Various methods of intensive chemotherapy have contributed to an improved survival in pediatric acute myeloid leukemia (AML). We here report the long-term results of the two consecutive trials of Tokyo Children's Cancer Study Group (TCCSG), incorporating repetitive use of high-dose cytarabine (HD-Ara-C) based combination chemotherapy in post-remission phase.

Procedure

A total of 216 eligible children with newly diagnosed AML were treated in the two consecutive multi-center trials of TCCSG, M91-13 and M96-14, from August 1991 to September 1998. In M91-13 trial, patients received eight courses of intensive post-remission chemotherapy, including six HD-Ara-C containing courses, after remission-induction therapy.
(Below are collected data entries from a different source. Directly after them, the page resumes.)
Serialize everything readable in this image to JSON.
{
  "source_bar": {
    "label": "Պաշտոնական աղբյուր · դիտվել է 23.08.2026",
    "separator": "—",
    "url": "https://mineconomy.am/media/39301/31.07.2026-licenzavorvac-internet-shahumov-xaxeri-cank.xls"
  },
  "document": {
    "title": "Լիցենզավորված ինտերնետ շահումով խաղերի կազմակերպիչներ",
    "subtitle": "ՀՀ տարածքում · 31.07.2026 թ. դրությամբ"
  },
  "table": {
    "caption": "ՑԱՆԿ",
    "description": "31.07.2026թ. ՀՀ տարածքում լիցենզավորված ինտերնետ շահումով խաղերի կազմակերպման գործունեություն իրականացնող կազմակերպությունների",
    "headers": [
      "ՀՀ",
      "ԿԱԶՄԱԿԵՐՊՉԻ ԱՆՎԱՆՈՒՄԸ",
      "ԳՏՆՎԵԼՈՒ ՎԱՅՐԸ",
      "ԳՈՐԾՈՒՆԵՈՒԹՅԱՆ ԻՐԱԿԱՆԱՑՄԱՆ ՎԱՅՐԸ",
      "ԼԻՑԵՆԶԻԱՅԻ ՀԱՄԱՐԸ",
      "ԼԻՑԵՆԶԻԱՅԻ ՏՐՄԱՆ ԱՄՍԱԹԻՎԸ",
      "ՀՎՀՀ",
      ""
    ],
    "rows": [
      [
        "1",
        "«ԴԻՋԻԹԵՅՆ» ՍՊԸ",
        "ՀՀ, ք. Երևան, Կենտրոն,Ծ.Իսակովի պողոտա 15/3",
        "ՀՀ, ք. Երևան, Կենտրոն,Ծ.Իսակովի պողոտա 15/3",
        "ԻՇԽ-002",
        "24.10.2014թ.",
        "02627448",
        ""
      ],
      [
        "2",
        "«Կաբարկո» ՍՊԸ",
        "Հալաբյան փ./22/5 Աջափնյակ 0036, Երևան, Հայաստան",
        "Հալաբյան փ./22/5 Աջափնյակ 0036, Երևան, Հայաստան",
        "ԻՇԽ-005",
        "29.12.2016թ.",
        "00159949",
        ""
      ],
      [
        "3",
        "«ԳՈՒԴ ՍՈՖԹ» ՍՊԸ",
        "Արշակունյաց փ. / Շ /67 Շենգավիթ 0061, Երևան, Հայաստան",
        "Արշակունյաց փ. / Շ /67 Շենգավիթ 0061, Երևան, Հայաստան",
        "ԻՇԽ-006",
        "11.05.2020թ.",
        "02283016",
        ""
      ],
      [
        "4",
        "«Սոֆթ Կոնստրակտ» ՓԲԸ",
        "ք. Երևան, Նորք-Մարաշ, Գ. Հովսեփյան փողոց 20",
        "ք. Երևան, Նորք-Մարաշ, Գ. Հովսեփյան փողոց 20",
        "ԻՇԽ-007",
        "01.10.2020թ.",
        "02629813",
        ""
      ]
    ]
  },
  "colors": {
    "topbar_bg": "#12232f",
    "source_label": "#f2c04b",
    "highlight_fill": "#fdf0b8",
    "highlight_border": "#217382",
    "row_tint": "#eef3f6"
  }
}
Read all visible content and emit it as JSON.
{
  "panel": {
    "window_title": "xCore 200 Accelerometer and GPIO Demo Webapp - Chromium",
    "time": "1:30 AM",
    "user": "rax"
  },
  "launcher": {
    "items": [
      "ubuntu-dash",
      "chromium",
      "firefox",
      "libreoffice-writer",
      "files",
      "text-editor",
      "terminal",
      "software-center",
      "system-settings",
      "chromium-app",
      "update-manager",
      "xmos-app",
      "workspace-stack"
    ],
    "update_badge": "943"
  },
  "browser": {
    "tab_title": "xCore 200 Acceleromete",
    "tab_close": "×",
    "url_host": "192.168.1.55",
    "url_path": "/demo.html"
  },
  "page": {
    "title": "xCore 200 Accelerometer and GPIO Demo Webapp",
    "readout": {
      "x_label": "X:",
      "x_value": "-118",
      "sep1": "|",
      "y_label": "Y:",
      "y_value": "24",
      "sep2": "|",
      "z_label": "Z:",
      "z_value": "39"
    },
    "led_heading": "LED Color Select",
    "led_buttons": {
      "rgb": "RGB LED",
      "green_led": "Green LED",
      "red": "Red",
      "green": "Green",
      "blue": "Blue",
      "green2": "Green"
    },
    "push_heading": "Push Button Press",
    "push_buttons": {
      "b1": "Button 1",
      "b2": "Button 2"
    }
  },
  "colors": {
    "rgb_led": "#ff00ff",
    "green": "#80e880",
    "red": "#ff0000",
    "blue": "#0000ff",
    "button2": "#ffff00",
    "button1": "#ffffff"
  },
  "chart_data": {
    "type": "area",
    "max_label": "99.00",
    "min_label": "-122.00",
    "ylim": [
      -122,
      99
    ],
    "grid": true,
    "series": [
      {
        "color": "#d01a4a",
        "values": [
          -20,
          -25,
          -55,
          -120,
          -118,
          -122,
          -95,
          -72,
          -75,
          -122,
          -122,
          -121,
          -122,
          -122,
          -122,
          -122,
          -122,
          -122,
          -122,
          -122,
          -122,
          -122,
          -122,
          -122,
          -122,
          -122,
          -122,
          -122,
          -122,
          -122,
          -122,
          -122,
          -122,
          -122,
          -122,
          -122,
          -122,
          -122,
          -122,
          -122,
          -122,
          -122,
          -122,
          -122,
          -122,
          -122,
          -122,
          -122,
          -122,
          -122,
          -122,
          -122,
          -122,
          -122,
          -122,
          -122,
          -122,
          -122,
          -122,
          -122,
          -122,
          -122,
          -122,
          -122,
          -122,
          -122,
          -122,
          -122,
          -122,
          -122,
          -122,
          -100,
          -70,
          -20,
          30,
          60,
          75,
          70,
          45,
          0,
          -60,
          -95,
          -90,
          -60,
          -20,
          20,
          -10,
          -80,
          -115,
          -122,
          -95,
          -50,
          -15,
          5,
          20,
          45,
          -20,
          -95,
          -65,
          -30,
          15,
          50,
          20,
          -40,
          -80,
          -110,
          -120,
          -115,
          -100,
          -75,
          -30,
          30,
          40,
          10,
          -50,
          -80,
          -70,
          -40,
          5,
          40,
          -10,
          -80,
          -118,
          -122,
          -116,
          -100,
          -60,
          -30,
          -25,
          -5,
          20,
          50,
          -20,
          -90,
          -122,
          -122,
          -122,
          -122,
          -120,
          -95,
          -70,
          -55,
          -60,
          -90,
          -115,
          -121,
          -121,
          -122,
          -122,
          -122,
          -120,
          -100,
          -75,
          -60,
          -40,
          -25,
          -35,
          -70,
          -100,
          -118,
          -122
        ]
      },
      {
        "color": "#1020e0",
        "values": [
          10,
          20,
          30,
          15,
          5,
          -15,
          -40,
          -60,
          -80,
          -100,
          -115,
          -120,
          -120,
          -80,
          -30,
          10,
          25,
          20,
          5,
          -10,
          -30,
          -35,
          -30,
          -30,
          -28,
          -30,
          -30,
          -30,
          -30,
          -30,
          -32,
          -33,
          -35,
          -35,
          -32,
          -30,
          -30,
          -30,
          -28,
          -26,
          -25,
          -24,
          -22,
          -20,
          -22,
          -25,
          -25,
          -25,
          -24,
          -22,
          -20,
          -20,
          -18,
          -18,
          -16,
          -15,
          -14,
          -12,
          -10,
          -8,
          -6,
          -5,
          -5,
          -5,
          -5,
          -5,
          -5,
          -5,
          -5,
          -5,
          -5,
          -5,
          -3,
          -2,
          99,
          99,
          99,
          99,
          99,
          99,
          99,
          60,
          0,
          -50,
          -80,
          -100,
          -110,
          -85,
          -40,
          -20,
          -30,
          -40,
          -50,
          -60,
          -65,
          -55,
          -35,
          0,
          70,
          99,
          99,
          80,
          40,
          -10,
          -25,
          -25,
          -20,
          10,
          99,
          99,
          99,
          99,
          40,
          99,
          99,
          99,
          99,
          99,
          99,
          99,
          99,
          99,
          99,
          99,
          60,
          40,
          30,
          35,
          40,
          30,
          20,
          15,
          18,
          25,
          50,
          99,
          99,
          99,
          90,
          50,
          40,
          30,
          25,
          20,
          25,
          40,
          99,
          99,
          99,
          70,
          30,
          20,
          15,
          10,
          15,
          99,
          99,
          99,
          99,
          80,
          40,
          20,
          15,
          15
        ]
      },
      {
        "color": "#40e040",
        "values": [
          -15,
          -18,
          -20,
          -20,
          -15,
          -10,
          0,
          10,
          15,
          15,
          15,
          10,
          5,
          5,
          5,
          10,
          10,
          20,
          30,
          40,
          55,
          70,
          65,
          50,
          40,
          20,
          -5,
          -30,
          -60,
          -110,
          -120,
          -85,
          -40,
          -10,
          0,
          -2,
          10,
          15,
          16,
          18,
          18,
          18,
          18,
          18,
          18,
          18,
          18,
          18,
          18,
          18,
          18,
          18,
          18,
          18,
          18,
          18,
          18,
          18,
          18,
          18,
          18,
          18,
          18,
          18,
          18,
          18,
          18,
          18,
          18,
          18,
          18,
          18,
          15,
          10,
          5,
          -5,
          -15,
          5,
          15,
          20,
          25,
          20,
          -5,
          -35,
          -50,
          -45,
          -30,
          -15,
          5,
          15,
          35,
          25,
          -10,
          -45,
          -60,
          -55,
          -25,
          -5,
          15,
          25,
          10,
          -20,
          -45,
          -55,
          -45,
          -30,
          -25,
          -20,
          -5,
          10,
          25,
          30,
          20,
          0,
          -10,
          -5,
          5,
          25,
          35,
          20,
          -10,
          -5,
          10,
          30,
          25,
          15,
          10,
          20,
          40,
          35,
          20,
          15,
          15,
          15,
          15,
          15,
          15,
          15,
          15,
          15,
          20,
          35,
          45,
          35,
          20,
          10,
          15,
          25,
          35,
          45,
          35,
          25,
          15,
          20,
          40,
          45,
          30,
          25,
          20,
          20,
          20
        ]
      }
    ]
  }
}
Autologous hematopoietic stem cell transplantation (HSCT) could be selected by physician's choice, and allogeneic HSCT was allocated if donor was available. In M96-14 trial, the last two HD-Ara-C courses were omitted from the chemotherapy arm.

Results

The remission-induction rate was 88.8% and probability of 5-year Overall survival (OS) and event-free survival (EFS) were 62% (56–69% with 95% Confidence intervals (CIs)) and 56% (49–62%), respectively. Treatment-related mortality (TRM) was 7.8%. Among patients without Down syndrome (DS) or acute promyelocytic leukemia (APL), the presence of t(8;21) or inv(16) was a significant good prognostic factor both in the univariate and multivariate analyses. Children with DS (N = 10) and APL (N = 14) also showed a good survival exceeding 70% in 5 years.

Conclusions

These results suggest that repetitive use of HD-Ara-C was effective and safe for childhood AML. However, further optimization of AML therapy is required. Pediatr Blood Cancer 2007;49:127–132. © 2006 Wiley-Liss, Inc.